Let $X_1, X_2,\ldots,X_k$ be drawn at random without replacement from a finite population of $n$ items, and let $S_k:=X_1+\cdots+X_k$ be their sum. Then $$\operatorname{Var}(S_k)=k\left(\frac{n-k}{n-1}\right)\sigma^2,$$ where $\sigma^2$ is the variance of a single draw.
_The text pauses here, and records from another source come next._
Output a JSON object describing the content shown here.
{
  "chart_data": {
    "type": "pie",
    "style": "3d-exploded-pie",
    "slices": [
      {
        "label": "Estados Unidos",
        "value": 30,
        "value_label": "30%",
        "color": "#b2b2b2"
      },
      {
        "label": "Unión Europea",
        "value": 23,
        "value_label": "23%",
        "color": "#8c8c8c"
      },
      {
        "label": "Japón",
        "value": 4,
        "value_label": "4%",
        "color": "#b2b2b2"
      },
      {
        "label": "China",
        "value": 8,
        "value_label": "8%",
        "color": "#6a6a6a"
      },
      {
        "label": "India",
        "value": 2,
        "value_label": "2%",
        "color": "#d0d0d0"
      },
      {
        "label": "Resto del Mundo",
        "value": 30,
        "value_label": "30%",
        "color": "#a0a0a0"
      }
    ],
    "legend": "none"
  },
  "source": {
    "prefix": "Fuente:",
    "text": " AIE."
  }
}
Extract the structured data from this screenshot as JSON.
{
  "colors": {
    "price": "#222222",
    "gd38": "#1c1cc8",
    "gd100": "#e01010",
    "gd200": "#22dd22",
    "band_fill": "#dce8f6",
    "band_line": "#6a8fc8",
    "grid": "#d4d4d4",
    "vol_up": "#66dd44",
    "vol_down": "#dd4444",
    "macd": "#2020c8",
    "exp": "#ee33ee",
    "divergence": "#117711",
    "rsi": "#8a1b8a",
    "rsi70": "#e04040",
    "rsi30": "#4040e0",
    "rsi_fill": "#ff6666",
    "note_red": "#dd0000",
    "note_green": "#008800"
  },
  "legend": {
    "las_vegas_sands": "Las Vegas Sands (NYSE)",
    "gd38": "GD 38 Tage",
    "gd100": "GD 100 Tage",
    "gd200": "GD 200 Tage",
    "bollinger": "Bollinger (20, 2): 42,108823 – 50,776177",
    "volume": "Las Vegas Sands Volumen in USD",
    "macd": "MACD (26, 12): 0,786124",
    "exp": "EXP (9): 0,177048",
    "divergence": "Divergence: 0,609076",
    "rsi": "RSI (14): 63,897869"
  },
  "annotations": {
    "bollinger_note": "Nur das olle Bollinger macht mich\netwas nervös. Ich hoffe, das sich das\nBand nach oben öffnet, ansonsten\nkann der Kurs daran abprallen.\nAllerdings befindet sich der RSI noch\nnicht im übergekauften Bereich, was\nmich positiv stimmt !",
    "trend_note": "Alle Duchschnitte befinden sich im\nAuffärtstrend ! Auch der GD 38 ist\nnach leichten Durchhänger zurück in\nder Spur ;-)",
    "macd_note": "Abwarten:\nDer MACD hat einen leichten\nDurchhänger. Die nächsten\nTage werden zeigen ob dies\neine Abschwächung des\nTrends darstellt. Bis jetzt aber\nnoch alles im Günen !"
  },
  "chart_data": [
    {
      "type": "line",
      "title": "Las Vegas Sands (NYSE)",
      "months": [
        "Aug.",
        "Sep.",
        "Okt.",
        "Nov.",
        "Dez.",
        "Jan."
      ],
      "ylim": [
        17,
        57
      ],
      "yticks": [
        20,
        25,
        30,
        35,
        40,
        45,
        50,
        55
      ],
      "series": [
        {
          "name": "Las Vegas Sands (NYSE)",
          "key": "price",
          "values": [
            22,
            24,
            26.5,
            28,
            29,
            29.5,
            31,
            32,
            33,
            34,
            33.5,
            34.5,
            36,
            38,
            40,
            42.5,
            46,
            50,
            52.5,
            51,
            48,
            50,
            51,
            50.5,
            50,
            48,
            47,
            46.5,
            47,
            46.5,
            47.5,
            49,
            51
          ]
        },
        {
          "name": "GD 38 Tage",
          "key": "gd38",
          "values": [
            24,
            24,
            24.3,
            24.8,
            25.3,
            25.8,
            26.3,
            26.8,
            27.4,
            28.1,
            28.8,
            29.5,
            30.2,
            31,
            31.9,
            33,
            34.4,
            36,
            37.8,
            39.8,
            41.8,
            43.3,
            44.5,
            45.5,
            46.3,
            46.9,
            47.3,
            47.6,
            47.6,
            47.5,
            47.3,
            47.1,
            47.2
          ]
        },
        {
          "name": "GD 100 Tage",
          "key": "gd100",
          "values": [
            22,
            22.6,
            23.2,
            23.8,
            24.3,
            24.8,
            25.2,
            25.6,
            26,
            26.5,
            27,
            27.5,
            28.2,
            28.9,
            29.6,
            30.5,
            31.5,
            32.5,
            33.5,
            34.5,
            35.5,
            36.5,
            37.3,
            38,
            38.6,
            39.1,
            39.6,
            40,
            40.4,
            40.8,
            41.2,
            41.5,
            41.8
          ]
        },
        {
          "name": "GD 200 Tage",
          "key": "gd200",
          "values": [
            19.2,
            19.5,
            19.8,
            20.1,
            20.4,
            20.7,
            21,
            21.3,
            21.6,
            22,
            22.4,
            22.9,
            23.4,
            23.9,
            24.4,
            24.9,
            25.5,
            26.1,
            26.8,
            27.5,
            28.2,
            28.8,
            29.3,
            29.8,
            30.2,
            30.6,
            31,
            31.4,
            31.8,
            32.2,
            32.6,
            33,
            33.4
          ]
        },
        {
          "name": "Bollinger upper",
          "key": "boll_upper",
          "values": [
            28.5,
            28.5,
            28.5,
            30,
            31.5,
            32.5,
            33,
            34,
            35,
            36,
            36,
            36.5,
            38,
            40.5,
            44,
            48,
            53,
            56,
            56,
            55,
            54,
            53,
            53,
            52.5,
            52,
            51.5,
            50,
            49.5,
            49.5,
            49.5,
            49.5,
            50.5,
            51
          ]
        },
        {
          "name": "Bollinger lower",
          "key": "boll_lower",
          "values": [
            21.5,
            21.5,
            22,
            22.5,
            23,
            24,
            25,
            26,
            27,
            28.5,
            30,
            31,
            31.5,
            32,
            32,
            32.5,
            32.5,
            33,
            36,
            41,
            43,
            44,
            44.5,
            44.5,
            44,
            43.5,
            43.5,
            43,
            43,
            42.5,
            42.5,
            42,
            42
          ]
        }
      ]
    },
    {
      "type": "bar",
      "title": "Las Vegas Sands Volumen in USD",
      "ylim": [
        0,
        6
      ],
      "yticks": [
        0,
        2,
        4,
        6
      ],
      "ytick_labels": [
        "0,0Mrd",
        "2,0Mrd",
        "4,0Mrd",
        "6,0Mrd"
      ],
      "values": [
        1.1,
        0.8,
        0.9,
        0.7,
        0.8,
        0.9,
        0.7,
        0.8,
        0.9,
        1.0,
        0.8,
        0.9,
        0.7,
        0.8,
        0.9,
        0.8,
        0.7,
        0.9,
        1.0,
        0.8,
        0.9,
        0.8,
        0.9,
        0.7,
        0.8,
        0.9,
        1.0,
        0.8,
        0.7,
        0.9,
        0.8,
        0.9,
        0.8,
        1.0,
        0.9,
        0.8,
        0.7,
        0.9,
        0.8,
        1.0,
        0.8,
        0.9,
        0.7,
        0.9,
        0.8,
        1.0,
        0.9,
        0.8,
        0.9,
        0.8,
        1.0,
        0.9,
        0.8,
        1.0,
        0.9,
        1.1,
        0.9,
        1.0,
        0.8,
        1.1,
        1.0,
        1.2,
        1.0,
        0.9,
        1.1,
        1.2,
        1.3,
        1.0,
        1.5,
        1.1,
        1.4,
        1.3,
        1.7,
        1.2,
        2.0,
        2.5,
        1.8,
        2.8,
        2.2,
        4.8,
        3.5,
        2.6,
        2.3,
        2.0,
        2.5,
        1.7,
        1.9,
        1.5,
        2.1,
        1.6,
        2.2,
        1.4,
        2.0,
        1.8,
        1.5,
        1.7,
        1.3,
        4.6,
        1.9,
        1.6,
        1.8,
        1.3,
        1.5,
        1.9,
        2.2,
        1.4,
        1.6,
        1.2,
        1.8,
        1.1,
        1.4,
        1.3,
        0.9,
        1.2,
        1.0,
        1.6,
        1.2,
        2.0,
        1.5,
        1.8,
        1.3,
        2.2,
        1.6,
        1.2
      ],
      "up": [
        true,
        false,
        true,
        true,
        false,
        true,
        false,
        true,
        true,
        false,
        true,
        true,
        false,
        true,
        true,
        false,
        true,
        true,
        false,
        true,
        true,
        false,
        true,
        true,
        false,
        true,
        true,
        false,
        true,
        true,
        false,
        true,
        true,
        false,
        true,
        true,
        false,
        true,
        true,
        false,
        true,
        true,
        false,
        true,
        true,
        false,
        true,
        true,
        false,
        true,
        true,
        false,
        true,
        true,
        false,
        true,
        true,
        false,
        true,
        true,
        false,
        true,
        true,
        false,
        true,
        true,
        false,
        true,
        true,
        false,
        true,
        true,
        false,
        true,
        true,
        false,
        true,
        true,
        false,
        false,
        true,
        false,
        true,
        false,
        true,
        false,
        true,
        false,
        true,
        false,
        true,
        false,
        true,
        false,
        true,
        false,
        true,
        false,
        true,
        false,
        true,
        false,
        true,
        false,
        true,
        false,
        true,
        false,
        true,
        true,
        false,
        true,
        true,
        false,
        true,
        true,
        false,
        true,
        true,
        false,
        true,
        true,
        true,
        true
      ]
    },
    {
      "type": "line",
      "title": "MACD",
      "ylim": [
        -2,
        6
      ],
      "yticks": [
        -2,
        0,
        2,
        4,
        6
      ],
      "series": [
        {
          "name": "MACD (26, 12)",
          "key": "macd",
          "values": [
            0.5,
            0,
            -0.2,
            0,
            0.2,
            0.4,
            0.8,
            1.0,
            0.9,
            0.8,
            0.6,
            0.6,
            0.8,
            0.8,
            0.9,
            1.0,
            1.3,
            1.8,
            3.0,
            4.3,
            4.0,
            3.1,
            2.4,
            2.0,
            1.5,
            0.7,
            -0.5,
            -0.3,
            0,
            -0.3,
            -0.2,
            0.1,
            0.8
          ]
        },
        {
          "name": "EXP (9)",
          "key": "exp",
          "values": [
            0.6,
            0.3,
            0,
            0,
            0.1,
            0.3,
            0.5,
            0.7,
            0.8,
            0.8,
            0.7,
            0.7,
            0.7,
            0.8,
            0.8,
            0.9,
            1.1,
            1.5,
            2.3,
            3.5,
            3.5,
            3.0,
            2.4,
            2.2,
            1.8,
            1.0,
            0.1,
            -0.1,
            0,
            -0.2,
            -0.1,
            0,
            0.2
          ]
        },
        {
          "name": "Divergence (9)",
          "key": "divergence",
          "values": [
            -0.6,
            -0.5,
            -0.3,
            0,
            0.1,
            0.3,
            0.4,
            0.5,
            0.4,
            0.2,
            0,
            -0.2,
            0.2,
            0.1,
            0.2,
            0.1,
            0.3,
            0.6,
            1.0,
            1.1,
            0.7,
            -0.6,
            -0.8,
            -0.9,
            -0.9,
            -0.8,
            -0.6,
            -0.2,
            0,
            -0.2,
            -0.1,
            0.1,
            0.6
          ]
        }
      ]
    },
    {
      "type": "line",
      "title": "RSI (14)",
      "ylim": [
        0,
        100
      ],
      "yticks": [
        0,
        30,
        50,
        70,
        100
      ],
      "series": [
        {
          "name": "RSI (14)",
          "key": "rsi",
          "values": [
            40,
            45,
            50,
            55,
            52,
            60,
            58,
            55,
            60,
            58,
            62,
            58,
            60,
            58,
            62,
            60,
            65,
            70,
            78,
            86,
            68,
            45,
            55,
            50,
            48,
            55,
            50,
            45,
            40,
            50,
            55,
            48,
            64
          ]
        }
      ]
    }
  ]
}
For your situation, the population is the list $1,2,\ldots,n$ and a single draw $X$ from this population has distribution $P(X=i)=\frac1n$ for $i=1,\ldots,n$. So calculate $$E(X)=\sum_{i=1}^n i\,P(X=i)\stackrel{(1)}=\frac1n\frac{n(n+1)}2=\frac{n+1}2$$ $$E(X^2)=\sum_{i=1}^ni^2P(X=i)\stackrel{(2)}=\frac1n\frac{n(n+1)(2n+1)}6=\frac{(n+1)(2n+1)}6$$ where step (1) uses the identity for $\sum_{i=1}^ni$ and step (2) uses the identity for $\sum_{i=1}^n i^2$. Finally, after some algebra, conclude the variance of a single draw is $$\operatorname{Var}(X)=E(X^2)-[E(X)]^2=\frac{n^2-1}{12}.$$